Louise de Marillac was beatified by Pope Benedict XV in 1920 and she was canonized by Pope Pius XI on 11 March 1934. Her feast day is May 9 (March 15 until 2015). Her remains are enshrined in the Chapel of Our Lady of the Miraculous Medal, the chapel of the motherhouse of the Daughters of Charity, at 140 rue du Bac, Paris. She is mistakenly referred to as an incorrupt saint; the body enshrined in the chapel is actually a wax effigy, containing her bones. She was declared patroness of Christian social workers by Pope John XXIII in 1960.

In the Episcopal Church in the United States of America, she is honored with a Lesser Feast on 15 March in the church's liturgical calendar.

==Namesakes==
- St. Louise de Marillac Parish is in Pittsburgh, Pennsylvania.
- St. Louise de Marillac Parish is in Bellevue, Washington.
- St. Louise de Marillac Parish and School are in LaGrange Park, Illinois.
- St Louise's Comprehensive College is in Falls Road, Belfast, Northern Ireland.
- St. Louise de Marillac Parish in Covina, California.
- De Marillac Academy in San Francisco, California.
- St.
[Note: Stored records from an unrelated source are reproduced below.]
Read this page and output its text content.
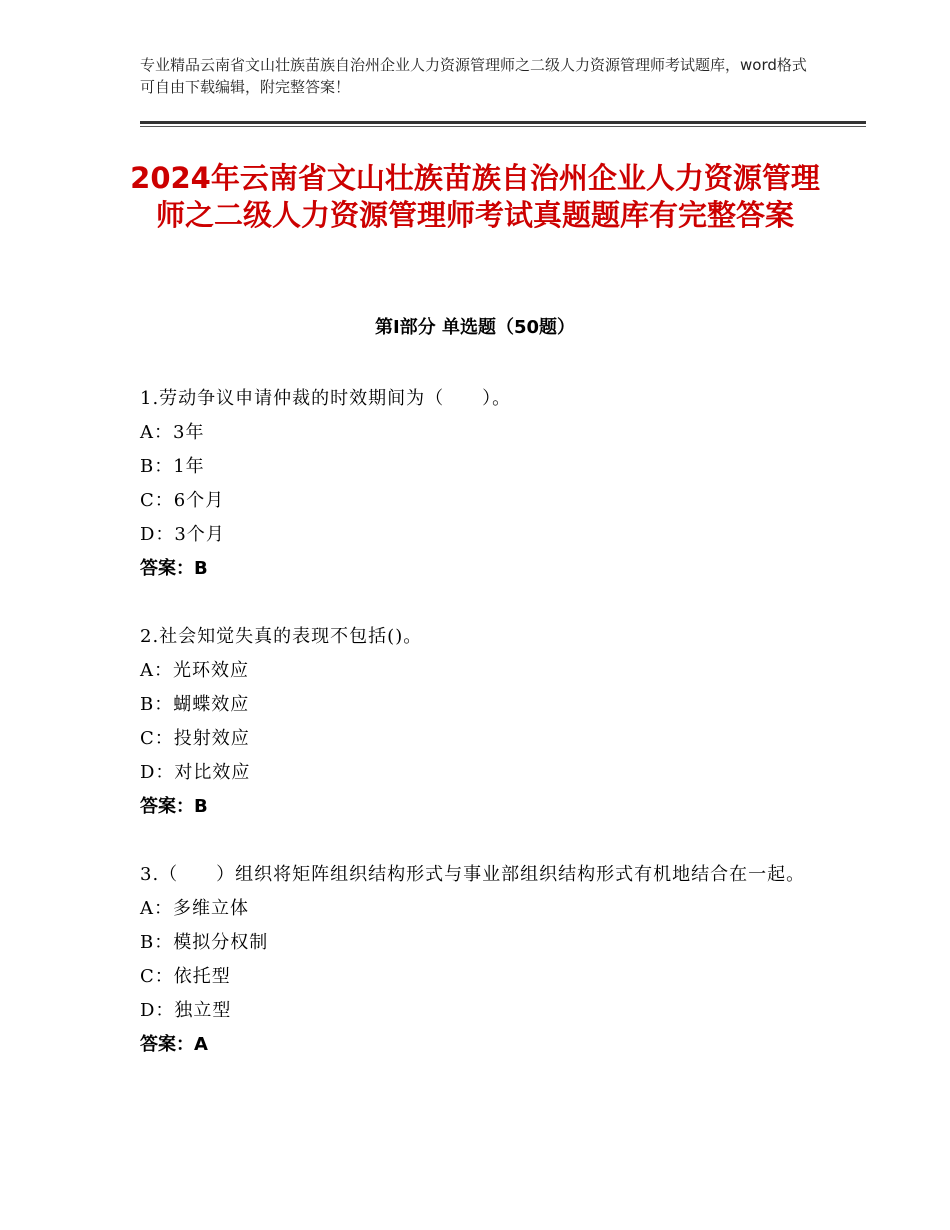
专业精品云南省文山壮族苗族自治州企业人力资源管理师之二级人力资源管理师考试题库，word格式可自由下载编辑，附完整答案！
2024年云南省文山壮族苗族自治州企业人力资源管理师之二级人力资源管理师考试真题题库有完整答案
第Ⅰ部分 单选题（50题）
1.劳动争议申请仲裁的时效期间为（　　）。
A：3年
B：1年
C：6个月
D：3个月
答案：B
2.社会知觉失真的表现不包括()。
A：光环效应
B：蝴蝶效应
C：投射效应
D：对比效应
答案：B
3.（　　）组织将矩阵组织结构形式与事业部组织结构形式有机地结合在一起。
A：多维立体
B：模拟分权制
C：依托型
D：独立型
答案：A
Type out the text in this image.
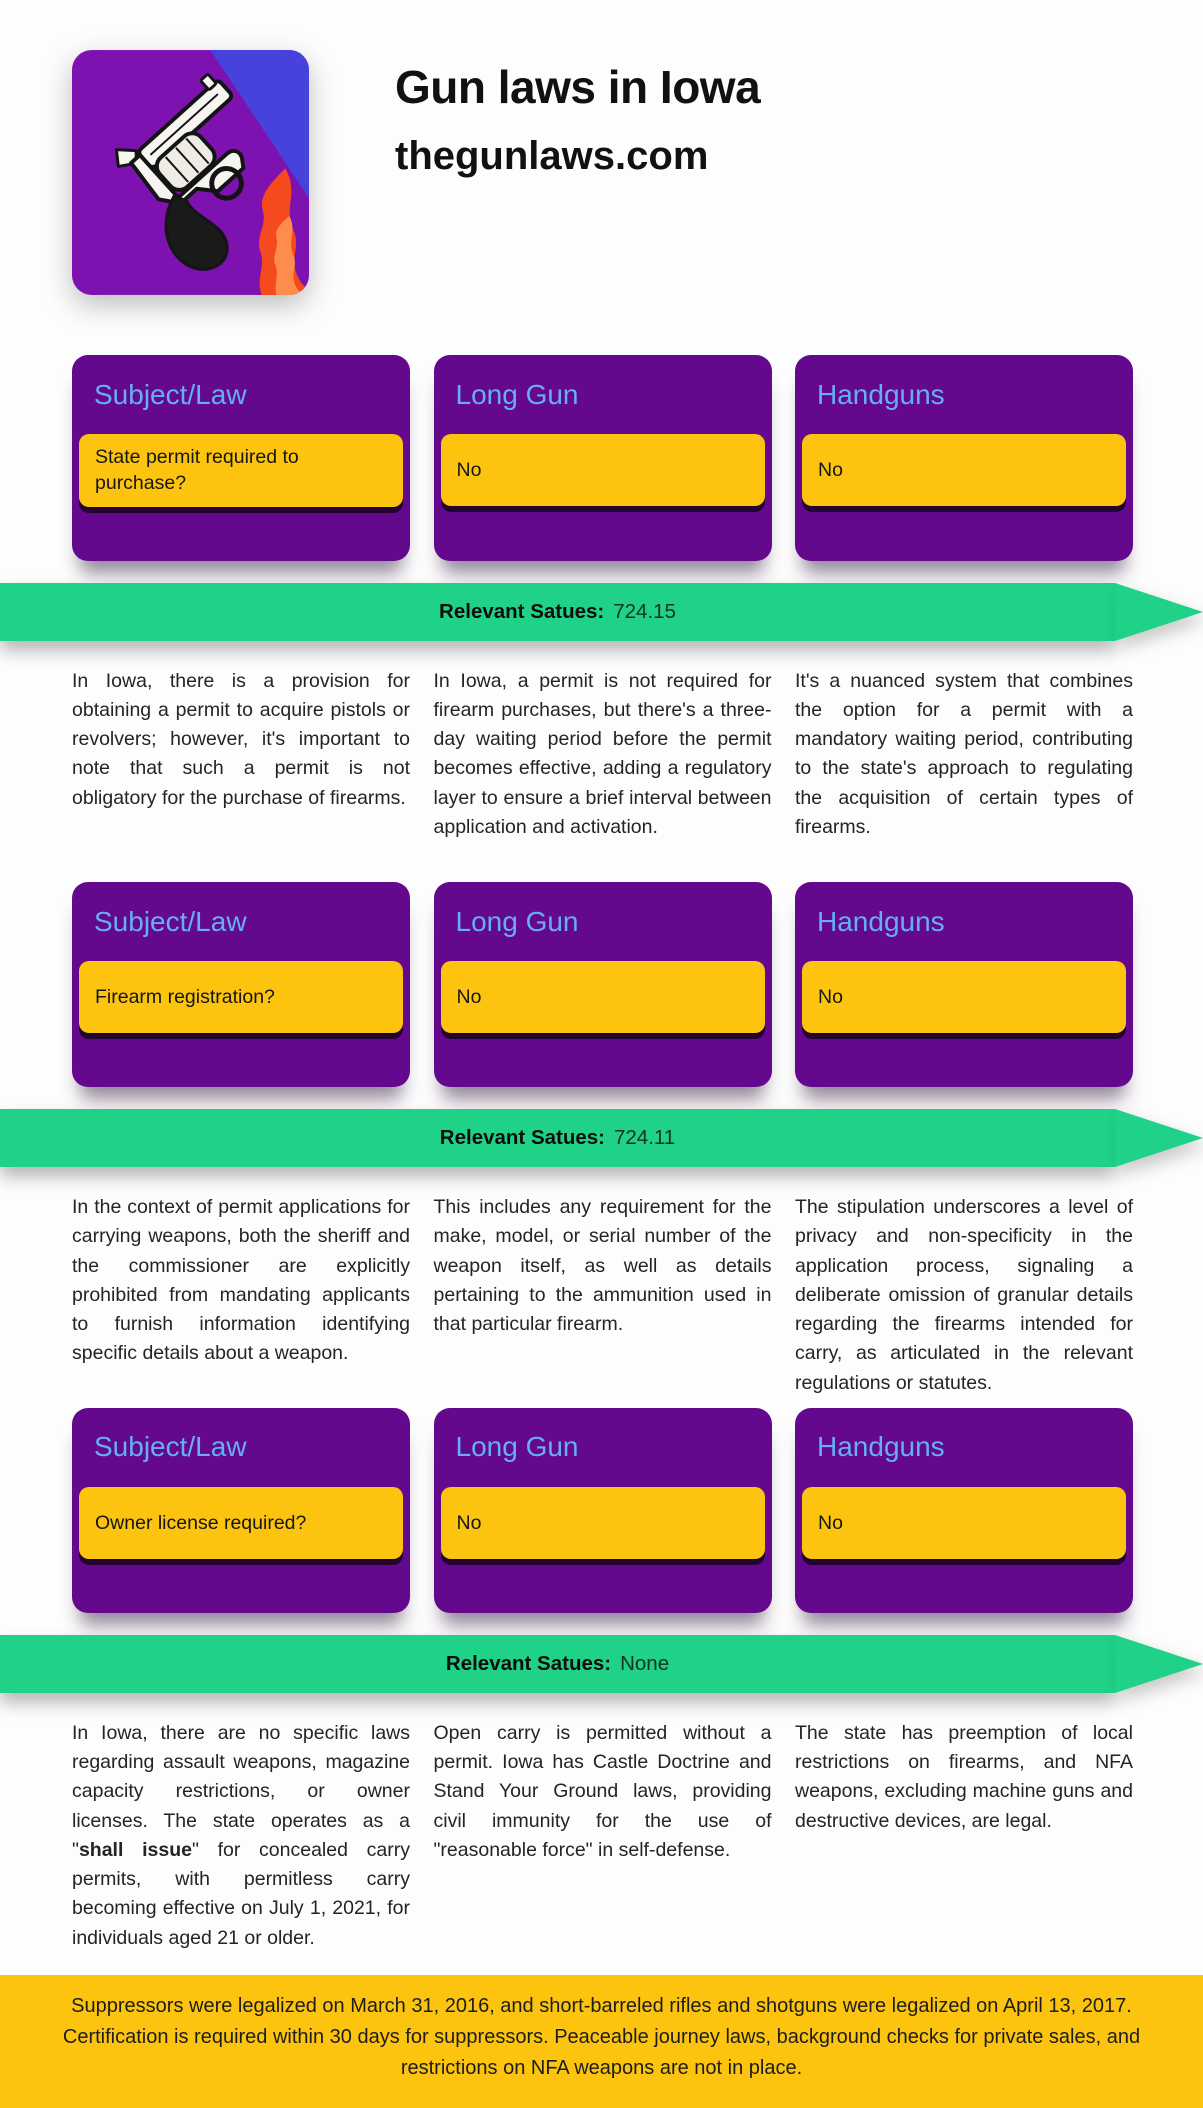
Gun laws in Iowa
thegunlaws.com
Subject/Law
State permit required to purchase?
Long Gun
No
Handguns
No
Relevant Satues: 724.15

In Iowa, there is a provision for obtaining a permit to acquire pistols or revolvers; however, it's important to note that such a permit is not obligatory for the purchase of firearms.

In Iowa, a permit is not required for firearm purchases, but there's a three-day waiting period before the permit becomes effective, adding a regulatory layer to ensure a brief interval between application and activation.

It's a nuanced system that combines the option for a permit with a mandatory waiting period, contributing to the state's approach to regulating the acquisition of certain types of firearms.

Subject/Law
Firearm registration?
Long Gun
No
Handguns
No
Relevant Satues: 724.11

In the context of permit applications for carrying weapons, both the sheriff and the commissioner are explicitly prohibited from mandating applicants to furnish information identifying specific details about a weapon.

This includes any requirement for the make, model, or serial number of the weapon itself, as well as details pertaining to the ammunition used in that particular firearm.

The stipulation underscores a level of privacy and non-specificity in the application process, signaling a deliberate omission of granular details regarding the firearms intended for carry, as articulated in the relevant regulations or statutes.

Subject/Law
Owner license required?
Long Gun
No
Handguns
No
Relevant Satues: None

In Iowa, there are no specific laws regarding assault weapons, magazine capacity restrictions, or owner licenses. The state operates as a "shall issue" for concealed carry permits, with permitless carry becoming effective on July 1, 2021, for individuals aged 21 or older.

Open carry is permitted without a permit. Iowa has Castle Doctrine and Stand Your Ground laws, providing civil immunity for the use of "reasonable force" in self-defense.

The state has preemption of local restrictions on firearms, and NFA weapons, excluding machine guns and destructive devices, are legal.

Suppressors were legalized on March 31, 2016, and short-barreled rifles and shotguns were legalized on April 13, 2017. Certification is required within 30 days for suppressors. Peaceable journey laws, background checks for private sales, and restrictions on NFA weapons are not in place.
Louise de Marillac Parish is in Montreal, Quebec.
- St. Louise de Marillac Primary School is in Ballyfermot, Dublin.
- Marillac Medical Clinic for the Poor in Grand Junction, Colorado.
- Parroquia Santa Luisa de Marillac Santo Domingo, Republica Dominicana
- The Church of St Vincent de Paul and St Louise of Marillac served Potters Bar in Hertfordshire from 1962 until 2005.